Monday, August 07, 2006

Boston in a Day

So, in response to the Boston Survival guide I posted yesterday, a commenter asked, what to do in Boston if you only have one day.

Absolutely no question, you need to go see a Red Sox game at Fenway. Even if you don't like baseball, Fenway park during a game is an experience everyone should have. Hell, seeing a ballgame at Fenway can make you LOVE baseball, at least live baseball. I'll tell you what, the only time I can stand to watch baseball on TV is when the Sox are in the playoffs, but I'll go to any major league game live; even a dinky team like the Brewers or somesuch. It's a truly American experience that everyone should try, if only for the energy of the crowd.

Hell, I'll even go to a Yankee game.

There's the usual touristy stuff; take a walk around The Common, and through the Public Garden, do the duck tour and the swan boats... and then there's the trolley tours which are pretty cool. Jump on and off whenever you want, and they take you around the city. Actually it's a great way to see the U.S.S. constitution, which everybody should do; and some of the various revolutionary war sites.

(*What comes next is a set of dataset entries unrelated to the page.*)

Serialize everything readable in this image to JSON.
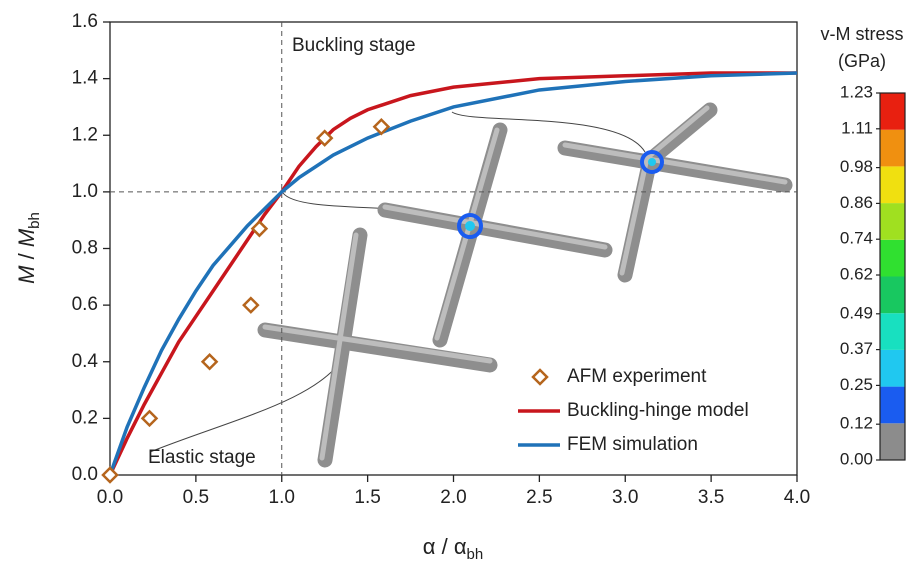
{
  "chart_data": {
    "type": "line",
    "xlabel": [
      "α / α",
      "bh"
    ],
    "ylabel": [
      "M",
      " / ",
      "M",
      "bh"
    ],
    "xlim": [
      0,
      4
    ],
    "ylim": [
      0,
      1.6
    ],
    "xticks": [
      {
        "value": 0,
        "label": "0.0"
      },
      0.5,
      {
        "value": 1,
        "label": "1.0"
      },
      1.5,
      {
        "value": 2,
        "label": "2.0"
      },
      2.5,
      {
        "value": 3,
        "label": "3.0"
      },
      3.5,
      {
        "value": 4,
        "label": "4.0"
      }
    ],
    "yticks": [
      {
        "value": 0,
        "label": "0.0"
      },
      0.2,
      0.4,
      0.6,
      0.8,
      {
        "value": 1,
        "label": "1.0"
      },
      1.2,
      1.4,
      1.6
    ],
    "vline": 1,
    "hline": 1,
    "annotations": [
      "Buckling stage",
      "Elastic stage"
    ],
    "series": [
      {
        "name": "AFM experiment",
        "type": "scatter",
        "color": "#b5651d",
        "x": [
          0,
          0.23,
          0.58,
          0.82,
          0.87,
          1.25,
          1.58
        ],
        "values": [
          0,
          0.2,
          0.4,
          0.6,
          0.87,
          1.19,
          1.23
        ]
      },
      {
        "name": "Buckling-hinge model",
        "type": "line",
        "color": "#c8161d",
        "x": [
          0,
          0.1,
          0.2,
          0.3,
          0.4,
          0.5,
          0.6,
          0.7,
          0.8,
          0.9,
          1,
          1.1,
          1.2,
          1.3,
          1.4,
          1.5,
          1.75,
          2,
          2.5,
          3,
          3.5,
          4
        ],
        "values": [
          0,
          0.13,
          0.25,
          0.36,
          0.47,
          0.56,
          0.65,
          0.74,
          0.83,
          0.92,
          1.0,
          1.09,
          1.16,
          1.22,
          1.26,
          1.29,
          1.34,
          1.37,
          1.4,
          1.41,
          1.42,
          1.42
        ]
      },
      {
        "name": "FEM simulation",
        "type": "line",
        "color": "#1f72b8",
        "x": [
          0,
          0.1,
          0.2,
          0.3,
          0.4,
          0.5,
          0.6,
          0.7,
          0.8,
          0.9,
          1,
          1.1,
          1.2,
          1.3,
          1.4,
          1.5,
          1.75,
          2,
          2.5,
          3,
          3.5,
          4
        ],
        "values": [
          0,
          0.17,
          0.31,
          0.44,
          0.55,
          0.65,
          0.74,
          0.81,
          0.88,
          0.94,
          1.0,
          1.05,
          1.09,
          1.13,
          1.16,
          1.19,
          1.25,
          1.3,
          1.36,
          1.39,
          1.41,
          1.42
        ]
      }
    ],
    "colorbar": {
      "title": [
        "v-M stress",
        "(GPa)"
      ],
      "clim": [
        0,
        1.23
      ],
      "ticks": [
        {
          "value": 0,
          "label": "0.00"
        },
        0.12,
        0.25,
        0.37,
        0.49,
        0.62,
        0.74,
        0.86,
        0.98,
        1.11,
        1.23
      ],
      "colors": [
        "#8c8c8c",
        "#1a5cf0",
        "#20c8f0",
        "#18e0c0",
        "#18c860",
        "#30e030",
        "#a0e020",
        "#f0e010",
        "#f09010",
        "#e82010"
      ]
    }
  }
}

For the less touristy, the science museum, the childrens museum, and the computer museum (they are all within a few miles of each other) can all be visited in one good long day. Trust me on this one, the Science Museum is incredibly fun; and you can spend a whole day in there without even thinking about it. The great thing is, they're all within a few hundred feet of a T station.

Theres about 12 dozen (that would be a gross) other great museums, gallerys, and exhibitions if your fancy lies in that direction, including some of the best art collections in the world; and several of the great collections of rare books.

Fanueil hall, quincy market, copely plaza, newbury street and berkley street, and legal seafood for lunch or dinner, makes a good day if you're a shopping person.

The view from the top of the hub is frikken awesome; but the food isn't that great and it's overpriced.

If you get the chance, the boston pops is about the best pops orchestra in the country (even with Keith Lockhart instead of John Williams. Sorry, I grew up with Williams, who I happen to think is the best conductor and classical composer of the last 50 years), and the Boston Symphony Orchestra is considered THE best in the country, partly because Boston Symphony hall is considered the second best in the world after Vienna.

You can pretty much ride the red line from JFK to Alewife, get off at almost any stop, and find something good to do. Specifically JFK station has the JFK presidential library, the bayside expo center, several great parks, and three places with good live music; plus it's a short walk to castle island, which is a great free recreational park and revolutionary war fort.

In that vein, you can especially find cheap things to do that don't need a car; and cheap in Boston is always a good thing, because it's a frikken expensive city.

Also, theres only about 5000 great places to stop in for a drink, and maybe some pub grub; some with decent live music.

There's tons more I can think of, and all that's without leaving the immediate city area for the suburbs; or even the outer villages (West Roxbury etc...).
A note, Boston itself is a very small city, with only about 600,000 resident in 40sq miles, however the city of Boston annexed all of the smaller towns surrounding it over the last 200 years, which includes 4.4 million people (not including the estimated half million illegals), and about 90sq miles consisting of the neighborhoods (officially villages but no-one calls them that) of Allston, Brighton, Charlsetown, Dorchester, East Boston, Hyde Park, Jamaica Plain, Mattapan, Roslindale, Roxbury, South Boston, and West Roxbury; several of whcih contain subdivision of their own like Mission Hill, and Longmore in Roxbury; Readville in Hyde Park; and Savin Hill, Ashmont, and Lower Mills in Dorchester. Chelsea is technically it's own city (the smallest incorporated city in America at only 1.8sq miles), but most people consider it another neighborhood of Boston.
Add in Milton, Quincy, Cambridge, Sommervile, Revere, Newton, Medford, Evrett, Winthrop, Brookline, Watertown, Malden, Needham, and Dedham (all the towns directly surrounding Boston and it's outer villages)... Well, I didn't run out of things to do there for 16 years. Oh and most of those places are served by decent public transportation into town.

So what about you guys? What are your Boston "Must Do" items?